At the St. Gallen Consensus Conference, I was given the task to summarize the huge amount of work that has been done with the use of genomic predictors, as ways to better individualize adjuvant treatment for women with early luminal breast cancers. Hormone receptor-positive, HER2-negative breast cancer.

For these women, it’s very obvious that endocrine therapy plays a major role in order to protect these women from a relapse, but the difficult question has always been who needs to receive chemotherapy in addition to endocrine therapy? And what I think is remarkable is that during the last 15 years or so, there has been a real effort at answering this question with the design of large, well powered, prospective clinical trials that were really designed to demonstrate the clinical utility of the genomic predictor, because that is what is very important; to demonstrate that the genomic predictor brings something in addition to the traditional clinical and pathological factors.

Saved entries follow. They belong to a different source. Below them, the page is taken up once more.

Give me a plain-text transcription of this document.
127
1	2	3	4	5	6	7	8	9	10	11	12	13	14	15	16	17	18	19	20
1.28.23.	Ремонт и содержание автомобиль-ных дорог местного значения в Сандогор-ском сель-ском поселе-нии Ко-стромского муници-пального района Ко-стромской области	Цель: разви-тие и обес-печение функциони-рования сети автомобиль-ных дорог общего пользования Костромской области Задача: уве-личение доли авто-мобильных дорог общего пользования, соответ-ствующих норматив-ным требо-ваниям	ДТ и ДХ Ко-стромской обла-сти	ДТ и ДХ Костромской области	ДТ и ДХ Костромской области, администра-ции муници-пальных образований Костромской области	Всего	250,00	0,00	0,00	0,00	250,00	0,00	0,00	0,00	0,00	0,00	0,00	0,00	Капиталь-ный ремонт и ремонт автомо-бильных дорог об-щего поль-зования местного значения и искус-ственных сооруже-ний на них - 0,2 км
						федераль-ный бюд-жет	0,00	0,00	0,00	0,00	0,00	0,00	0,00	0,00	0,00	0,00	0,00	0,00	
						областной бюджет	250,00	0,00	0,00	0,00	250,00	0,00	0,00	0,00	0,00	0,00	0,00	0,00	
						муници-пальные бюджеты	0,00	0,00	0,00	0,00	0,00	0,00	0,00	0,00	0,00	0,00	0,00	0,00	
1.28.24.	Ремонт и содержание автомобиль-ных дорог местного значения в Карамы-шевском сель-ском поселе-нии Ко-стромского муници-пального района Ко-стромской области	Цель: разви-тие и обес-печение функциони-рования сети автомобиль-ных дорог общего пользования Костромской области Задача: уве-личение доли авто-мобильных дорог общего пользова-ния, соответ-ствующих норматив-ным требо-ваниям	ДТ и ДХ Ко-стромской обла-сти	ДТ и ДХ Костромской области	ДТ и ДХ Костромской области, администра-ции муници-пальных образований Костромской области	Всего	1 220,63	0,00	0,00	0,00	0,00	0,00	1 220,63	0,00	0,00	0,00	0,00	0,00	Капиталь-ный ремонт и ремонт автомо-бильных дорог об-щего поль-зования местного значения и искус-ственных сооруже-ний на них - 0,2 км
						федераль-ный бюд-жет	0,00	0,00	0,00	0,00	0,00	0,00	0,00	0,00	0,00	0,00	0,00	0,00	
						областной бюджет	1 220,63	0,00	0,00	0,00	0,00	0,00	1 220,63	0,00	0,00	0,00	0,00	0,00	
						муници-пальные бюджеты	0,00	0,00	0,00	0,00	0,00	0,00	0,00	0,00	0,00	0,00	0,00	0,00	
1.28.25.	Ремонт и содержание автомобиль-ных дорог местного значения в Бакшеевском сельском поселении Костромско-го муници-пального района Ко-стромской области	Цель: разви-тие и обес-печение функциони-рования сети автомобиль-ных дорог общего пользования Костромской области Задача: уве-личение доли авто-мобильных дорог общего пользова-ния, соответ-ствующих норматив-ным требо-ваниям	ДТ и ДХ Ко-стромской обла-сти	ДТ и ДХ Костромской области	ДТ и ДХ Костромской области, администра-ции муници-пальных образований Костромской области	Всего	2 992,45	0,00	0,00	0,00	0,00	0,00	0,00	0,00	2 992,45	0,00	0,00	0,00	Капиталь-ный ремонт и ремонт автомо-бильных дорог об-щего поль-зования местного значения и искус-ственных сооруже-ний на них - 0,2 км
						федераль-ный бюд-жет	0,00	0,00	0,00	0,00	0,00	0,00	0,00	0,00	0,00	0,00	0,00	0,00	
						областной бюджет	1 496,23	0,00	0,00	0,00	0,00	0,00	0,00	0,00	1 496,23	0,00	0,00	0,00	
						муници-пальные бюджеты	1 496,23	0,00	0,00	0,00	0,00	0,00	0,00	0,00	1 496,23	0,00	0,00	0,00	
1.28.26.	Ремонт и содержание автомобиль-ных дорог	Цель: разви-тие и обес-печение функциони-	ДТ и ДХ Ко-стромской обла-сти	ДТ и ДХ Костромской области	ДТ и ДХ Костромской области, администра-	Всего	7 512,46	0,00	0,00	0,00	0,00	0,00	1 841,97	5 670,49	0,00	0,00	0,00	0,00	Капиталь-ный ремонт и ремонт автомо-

I was very lucky because in 2020, we got very striking results from three large precision medicine trials, two of which have a quite mature follow-up: TAILORx and MINDACT. The median follow-up there is about nine years, which is very relevant in these luminal cancers, because the risk of relapse goes beyond five years, as you know. And the latest trial, the youngest one, RxPONDER was presented with a median follow-up which is already decent, which is five years.

What I think is particularly striking is that there is a very strong message coming out of the three trials in my personal opinion, and the message is that if you are high clinical risk using traditional criteria, clinical and pathological, and we have come up with a nice definition of the high clinical risk patient in MINDACT. If you are high clinical risk, but you have a low genomic signature, favorable genomic signature, either Oncotype or MammaPrint and if you are above the age of 50 and post-menopausal, in the three studies, there is no indication that chemotherapy is beneficial, and this is seen across the three studies. It is seen in high-risk, node-negative patients, because in TAILORx, it was only node-negative patients who were eligible. And it is seen in MINDACT and it is seen in RxPONDER, which is a trial dedicated to women with one to three positive nodes.

The data, in my opinion, are so strong, that it is really time for oncologists to have the courage to change their habit, which has always been, there are positive nodes, I need to prescribe chemotherapy. This is no longer valid. In contrast, what the three studies very powerfully show is that this is not the case for the young women.

For the young women across the three trials, there is a benefit from chemotherapy, highly consistent from one study to the other. It is real. Of course, then there is the question, is it chemotherapy in itself? Is it the indirect endocrine effect of chemotherapy in young women, which is of course ovarian function suppression? This is a question of debate, but the evidence for chemotherapy is very strong and this is what we need to share with our patients.